Hayır, Biz hakkı batılın üstüne fırlatırız, o da onun beynini darmadağın eder. Bir de bakarsın ki, o, yok olup gitmiştir. (Allah’a karşı)       Nitelendiregeldiklerinizden dolayı eyvahlar size. (Enbiya Suresi, 18)
Sayın Adnan Oktar'ın Türk-İslam Birliği'nin kurulmasının aciliyetini ve önemini vurgulayan açıklamalarını takiben, bu birliğin tesis edilmesi yolunda    her geçen gün önemli bir gelişme yaşanıyor.
ABD TARİHİNİN İLK SİYAHİ BAŞKANI SEÇİLDİ
Amerika Birleşik Devletleri’nde 4 Kasım 2008 tarihinde yapılan 44. başkanlık seçimi, ABD ve dünya tarihi için önemli bir şekilde sonuçlandı. “ABD’nin ilk siyahi başkan adayı” ünvanına da sahip olan Barack Hussein Obama, seçimleri kazandı ve ilk siyahi ABD başkanı olarak tarihe geçti. 

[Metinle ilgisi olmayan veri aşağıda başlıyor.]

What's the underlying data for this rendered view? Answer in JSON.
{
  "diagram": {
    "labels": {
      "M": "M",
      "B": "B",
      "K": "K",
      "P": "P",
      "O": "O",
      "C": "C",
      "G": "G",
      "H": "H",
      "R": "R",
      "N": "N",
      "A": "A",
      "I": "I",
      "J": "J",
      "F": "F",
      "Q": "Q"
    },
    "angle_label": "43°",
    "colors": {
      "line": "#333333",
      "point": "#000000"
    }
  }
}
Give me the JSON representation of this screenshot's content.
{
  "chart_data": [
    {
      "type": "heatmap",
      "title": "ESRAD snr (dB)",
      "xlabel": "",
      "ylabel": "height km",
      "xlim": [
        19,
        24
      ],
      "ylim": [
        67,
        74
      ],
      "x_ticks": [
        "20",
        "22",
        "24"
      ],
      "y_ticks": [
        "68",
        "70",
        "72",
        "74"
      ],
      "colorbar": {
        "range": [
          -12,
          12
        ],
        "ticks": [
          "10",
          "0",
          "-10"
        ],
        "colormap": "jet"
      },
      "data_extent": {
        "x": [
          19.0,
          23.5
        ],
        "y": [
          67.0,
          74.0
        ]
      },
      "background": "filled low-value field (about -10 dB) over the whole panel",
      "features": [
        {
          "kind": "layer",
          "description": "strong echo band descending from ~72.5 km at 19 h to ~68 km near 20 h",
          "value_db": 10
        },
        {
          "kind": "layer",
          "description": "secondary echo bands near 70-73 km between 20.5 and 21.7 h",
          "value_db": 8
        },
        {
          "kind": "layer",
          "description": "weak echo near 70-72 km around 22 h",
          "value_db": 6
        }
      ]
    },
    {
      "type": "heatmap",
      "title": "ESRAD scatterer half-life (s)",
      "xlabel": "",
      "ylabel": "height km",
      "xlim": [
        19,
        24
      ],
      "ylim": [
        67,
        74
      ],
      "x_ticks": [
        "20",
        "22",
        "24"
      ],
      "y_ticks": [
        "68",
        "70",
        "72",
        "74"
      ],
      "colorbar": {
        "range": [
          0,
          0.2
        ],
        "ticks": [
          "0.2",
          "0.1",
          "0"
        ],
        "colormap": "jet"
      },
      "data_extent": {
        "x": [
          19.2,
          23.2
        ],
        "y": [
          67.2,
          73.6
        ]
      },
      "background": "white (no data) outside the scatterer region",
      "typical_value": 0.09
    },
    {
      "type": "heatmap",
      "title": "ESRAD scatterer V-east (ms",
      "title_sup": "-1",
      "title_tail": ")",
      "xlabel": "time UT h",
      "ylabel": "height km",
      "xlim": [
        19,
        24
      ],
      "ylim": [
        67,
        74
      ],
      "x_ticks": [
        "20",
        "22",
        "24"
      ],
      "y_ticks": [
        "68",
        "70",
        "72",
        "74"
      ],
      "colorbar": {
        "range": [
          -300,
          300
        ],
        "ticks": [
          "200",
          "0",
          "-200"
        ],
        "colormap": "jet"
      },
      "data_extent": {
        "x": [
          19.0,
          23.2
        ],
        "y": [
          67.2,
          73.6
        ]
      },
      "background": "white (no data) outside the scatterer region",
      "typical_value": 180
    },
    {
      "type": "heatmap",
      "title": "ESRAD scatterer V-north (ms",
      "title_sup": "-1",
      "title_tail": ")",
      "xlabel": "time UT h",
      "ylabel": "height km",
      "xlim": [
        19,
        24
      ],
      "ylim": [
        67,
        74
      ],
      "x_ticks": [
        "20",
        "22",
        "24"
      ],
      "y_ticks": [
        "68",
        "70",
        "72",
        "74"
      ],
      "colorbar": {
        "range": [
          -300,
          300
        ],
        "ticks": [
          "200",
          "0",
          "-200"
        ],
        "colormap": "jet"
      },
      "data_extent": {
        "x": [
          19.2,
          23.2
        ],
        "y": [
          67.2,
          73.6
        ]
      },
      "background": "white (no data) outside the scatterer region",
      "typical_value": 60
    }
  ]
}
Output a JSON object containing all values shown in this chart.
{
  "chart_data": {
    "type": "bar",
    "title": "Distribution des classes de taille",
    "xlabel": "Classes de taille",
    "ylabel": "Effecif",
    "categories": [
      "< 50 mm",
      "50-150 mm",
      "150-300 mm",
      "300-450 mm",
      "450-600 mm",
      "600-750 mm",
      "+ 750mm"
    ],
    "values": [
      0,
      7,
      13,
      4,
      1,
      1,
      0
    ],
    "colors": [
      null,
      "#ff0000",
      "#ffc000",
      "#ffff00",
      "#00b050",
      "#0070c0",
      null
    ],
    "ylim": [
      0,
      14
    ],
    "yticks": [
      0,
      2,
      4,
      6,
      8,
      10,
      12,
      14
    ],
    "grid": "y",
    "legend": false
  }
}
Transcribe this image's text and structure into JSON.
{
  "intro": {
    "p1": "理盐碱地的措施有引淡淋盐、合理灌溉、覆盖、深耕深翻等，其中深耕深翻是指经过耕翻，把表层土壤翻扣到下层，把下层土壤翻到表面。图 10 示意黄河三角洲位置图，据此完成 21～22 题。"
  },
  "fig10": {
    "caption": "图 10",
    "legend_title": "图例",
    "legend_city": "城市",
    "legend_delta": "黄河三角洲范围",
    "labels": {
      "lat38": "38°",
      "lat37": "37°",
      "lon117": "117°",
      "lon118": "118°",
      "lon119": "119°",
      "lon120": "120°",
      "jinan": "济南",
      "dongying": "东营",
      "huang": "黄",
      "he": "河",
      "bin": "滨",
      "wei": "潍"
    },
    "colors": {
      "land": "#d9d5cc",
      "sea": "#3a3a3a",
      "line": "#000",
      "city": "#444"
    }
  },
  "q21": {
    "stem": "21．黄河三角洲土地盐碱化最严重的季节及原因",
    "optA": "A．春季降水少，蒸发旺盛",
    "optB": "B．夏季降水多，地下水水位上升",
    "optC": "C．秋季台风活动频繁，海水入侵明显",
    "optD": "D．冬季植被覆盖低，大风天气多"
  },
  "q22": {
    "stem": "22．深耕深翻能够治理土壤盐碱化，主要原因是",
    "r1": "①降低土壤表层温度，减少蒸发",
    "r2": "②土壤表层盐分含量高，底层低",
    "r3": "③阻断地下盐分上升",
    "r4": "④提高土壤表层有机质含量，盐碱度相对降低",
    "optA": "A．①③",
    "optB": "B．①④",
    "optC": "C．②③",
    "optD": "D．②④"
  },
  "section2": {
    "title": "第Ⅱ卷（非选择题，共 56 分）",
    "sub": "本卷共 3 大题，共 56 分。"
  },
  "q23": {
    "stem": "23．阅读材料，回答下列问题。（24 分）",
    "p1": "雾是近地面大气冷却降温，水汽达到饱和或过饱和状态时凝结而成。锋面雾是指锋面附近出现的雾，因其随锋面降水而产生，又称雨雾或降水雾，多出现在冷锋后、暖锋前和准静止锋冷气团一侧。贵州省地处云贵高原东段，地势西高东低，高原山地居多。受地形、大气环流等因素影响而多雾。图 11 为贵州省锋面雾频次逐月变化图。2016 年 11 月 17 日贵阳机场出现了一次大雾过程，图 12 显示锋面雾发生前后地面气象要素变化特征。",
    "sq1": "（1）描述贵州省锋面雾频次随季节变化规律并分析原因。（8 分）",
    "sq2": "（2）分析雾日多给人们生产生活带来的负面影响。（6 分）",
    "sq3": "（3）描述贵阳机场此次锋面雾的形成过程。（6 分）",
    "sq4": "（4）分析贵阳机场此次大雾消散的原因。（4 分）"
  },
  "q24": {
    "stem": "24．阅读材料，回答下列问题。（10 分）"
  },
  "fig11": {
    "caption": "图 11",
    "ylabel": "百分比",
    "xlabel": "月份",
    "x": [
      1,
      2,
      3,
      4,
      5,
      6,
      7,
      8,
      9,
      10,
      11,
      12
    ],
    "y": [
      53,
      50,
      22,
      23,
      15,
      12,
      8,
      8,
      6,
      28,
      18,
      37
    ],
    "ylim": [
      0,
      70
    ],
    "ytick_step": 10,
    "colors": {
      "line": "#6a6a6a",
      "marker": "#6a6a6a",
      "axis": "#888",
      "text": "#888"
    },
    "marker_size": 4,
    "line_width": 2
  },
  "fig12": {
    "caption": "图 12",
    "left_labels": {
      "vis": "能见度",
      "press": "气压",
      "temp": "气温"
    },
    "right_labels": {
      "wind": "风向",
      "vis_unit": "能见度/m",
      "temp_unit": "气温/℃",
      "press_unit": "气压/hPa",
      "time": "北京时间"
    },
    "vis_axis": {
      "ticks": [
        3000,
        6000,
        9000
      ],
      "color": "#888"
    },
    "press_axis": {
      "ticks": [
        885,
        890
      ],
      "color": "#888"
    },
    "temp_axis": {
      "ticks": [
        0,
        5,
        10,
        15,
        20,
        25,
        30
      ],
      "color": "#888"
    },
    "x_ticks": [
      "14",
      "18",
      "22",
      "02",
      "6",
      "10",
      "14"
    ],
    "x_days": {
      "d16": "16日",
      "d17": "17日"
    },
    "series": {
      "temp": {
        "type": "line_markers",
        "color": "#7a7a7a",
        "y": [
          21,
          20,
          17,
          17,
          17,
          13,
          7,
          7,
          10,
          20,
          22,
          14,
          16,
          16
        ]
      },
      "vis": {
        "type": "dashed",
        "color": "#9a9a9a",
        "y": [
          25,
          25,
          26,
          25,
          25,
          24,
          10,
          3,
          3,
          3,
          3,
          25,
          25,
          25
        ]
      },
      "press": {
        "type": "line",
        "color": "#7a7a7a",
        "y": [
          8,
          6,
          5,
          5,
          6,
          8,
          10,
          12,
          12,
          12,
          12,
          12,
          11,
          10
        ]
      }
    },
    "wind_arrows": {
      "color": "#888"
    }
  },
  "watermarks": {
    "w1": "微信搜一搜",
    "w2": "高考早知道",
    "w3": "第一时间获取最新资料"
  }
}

Bu tarihi sonucun önemli bir yönü de, İslamiyet’te önemli bir yere sahip olan Mehdiyet konusunu yeniden gündeme getirmiş olmasıdır. Başkanlık seçimlerinden hemen önce Forbes dergisinde önemli bir haber yapılmıştır. Haberde aktarıldığına göre “Işık Okyanusu” adlı bir kitapta yer alan ve Hz. Ali’den nakledilen “Kıyametten hemen önce, uzun boylu siyah bir adam batıda iktidarı ele geçirecek. Dünyanın en büyük ordusunu komuta edecek. Üçüncü İmam’dan (Hz. Hüseyin) işaretler taşıyacak. Şiiler onun bizden olduğuna şüphe etmesin.” hadisi, Obama’nın başkanlığına ve Hz. Mehdi’nin ortaya çıkışına işaret ediyordu.1 (En doğrusunu Allah bilir.) Bu haberin yayınlanması ve ardından da Obama’nın başkan seçilmesiyle birlikte, tüm dikkatler yeniden Mehdiyet konusuna çekilmiştir.